The original songs were composed by Sankar Sharma, who had sung Athala Pithala song in Double Barrel (2015). Songs are labelled by Satyam Audios and were released on 3 March 2016.

| No. | Title | Lyrics | Singer(s) | Length |
|---|---|---|---|---|
| 1. | "Ta Ta Ta Tang" | P S Rafeeq | Nakul Krishnamoorthi | 3:26 |
| 2. | "Kathangal Kinavil" | Harinarayanan B K | Haricharan | 3:52 |
| 3. | "Manjin Kurunne" | P S Rafeeq | Vijay Yesudas | 2:54 |
| 4. | "Oh Puniyala" | Arun Ittianath & Pious Guit | Arun Ittianath, Arun Haridas Kamath, Aashima Mahajan, Niyati Kaul, Pious Guit & Sankar Sharma | 2:56 |
| Total length: |  |  |  | 12:28 |

== Production ==

Directed by Jijo Antony of Konthayum Poonoolum. Prithviraj Sukumaran and Chemban Vinod Jose does the lead roles, while Chandini Sreedharan was selected as the female lead against Prithviraj. Prithviraj, Santhosh Sivan, Arya, and Shaji Nadesan signed to produce the film under the production and distribution company August Cinema. Filming commenced on 1 October at Fort Kochi in Ernakulam.

==Critical reception==
The Times of India rated it 3.0 out of 5.0 and said "Director Jijo Antony's Darvinte Parinamam might have a formulaic story of the protagonist leading a happy life till a villain wreaks havoc.
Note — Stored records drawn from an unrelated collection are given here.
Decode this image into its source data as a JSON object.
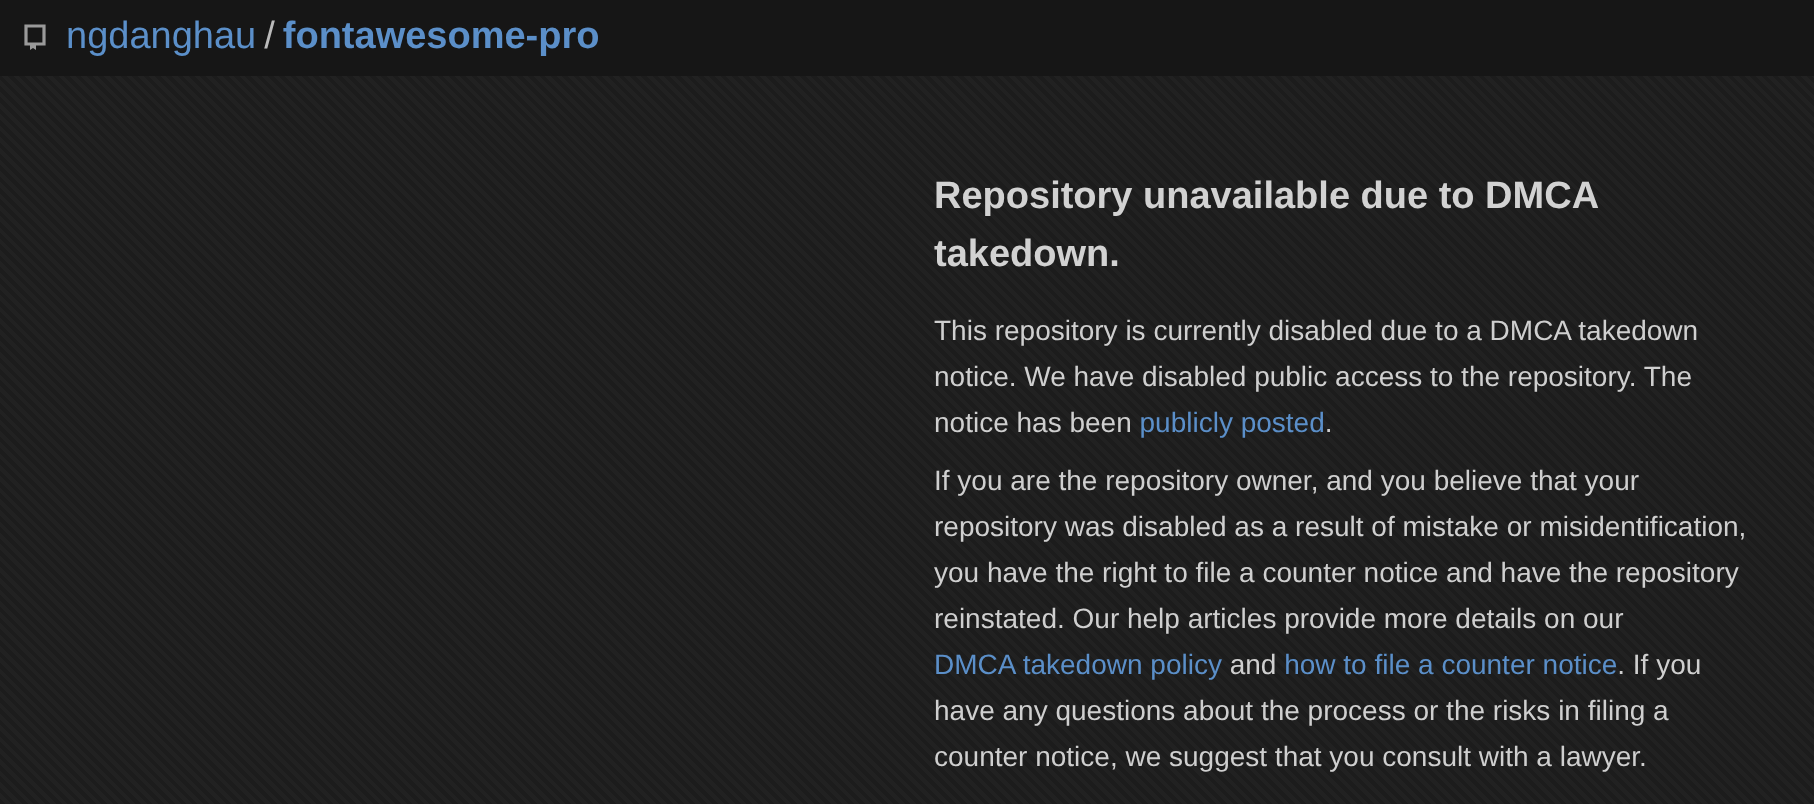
{
  "breadcrumb": {
    "owner": "ngdanghau",
    "separator": "/",
    "repo": "fontawesome-pro"
  },
  "notice": {
    "title": "Repository unavailable due to DMCA takedown.",
    "paragraphs": [
      [
        {
          "kind": "text",
          "text": "This repository is currently disabled due to a DMCA takedown notice. We have disabled public access to the repository. The notice has been "
        },
        {
          "kind": "link",
          "text": "publicly posted"
        },
        {
          "kind": "text",
          "text": "."
        }
      ],
      [
        {
          "kind": "text",
          "text": "If you are the repository owner, and you believe that your repository was disabled as a result of mistake or misidentification, you have the right to file a counter notice and have the repository reinstated. Our help articles provide more details on our "
        },
        {
          "kind": "link",
          "text": "DMCA takedown policy"
        },
        {
          "kind": "text",
          "text": " and "
        },
        {
          "kind": "link",
          "text": "how to file a counter notice"
        },
        {
          "kind": "text",
          "text": ". If you have any questions about the process or the risks in filing a counter notice, we suggest that you consult with a lawyer."
        }
      ]
    ]
  }
}
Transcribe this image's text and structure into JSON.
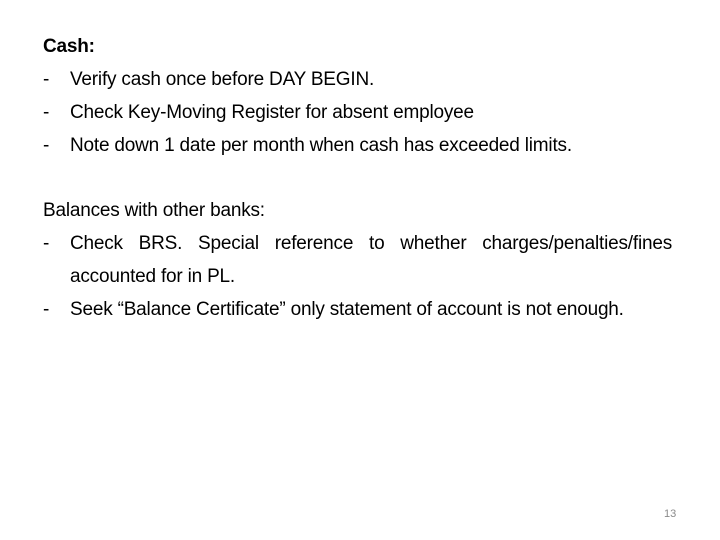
{
  "slide": {
    "sections": [
      {
        "heading": "Cash:",
        "items": [
          "Verify cash once before DAY BEGIN.",
          "Check Key-Moving Register for absent employee",
          "Note down 1 date per month when cash has exceeded limits."
        ]
      },
      {
        "heading": "Balances with other banks:",
        "items": [
          "Check BRS. Special reference to whether charges/penalties/fines accounted for in PL.",
          "Seek “Balance Certificate” only statement of account is not enough."
        ]
      }
    ],
    "bullet": "-",
    "page_number": "13"
  }
}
The hero then evolves and seeks salvation. What makes this film different is the perspective from which it is intentionally told. The story and concept hold promise, but the execution falters due to the lack of clarity in the script and direction. The emotional turmoil that Prithviraj's character undergoes after a tragedy obviously has the audience rooting for him and sympathizing less for Darvin. The latter's perspective, crudely shown, seems diluted to glorify the movie's apparent hero".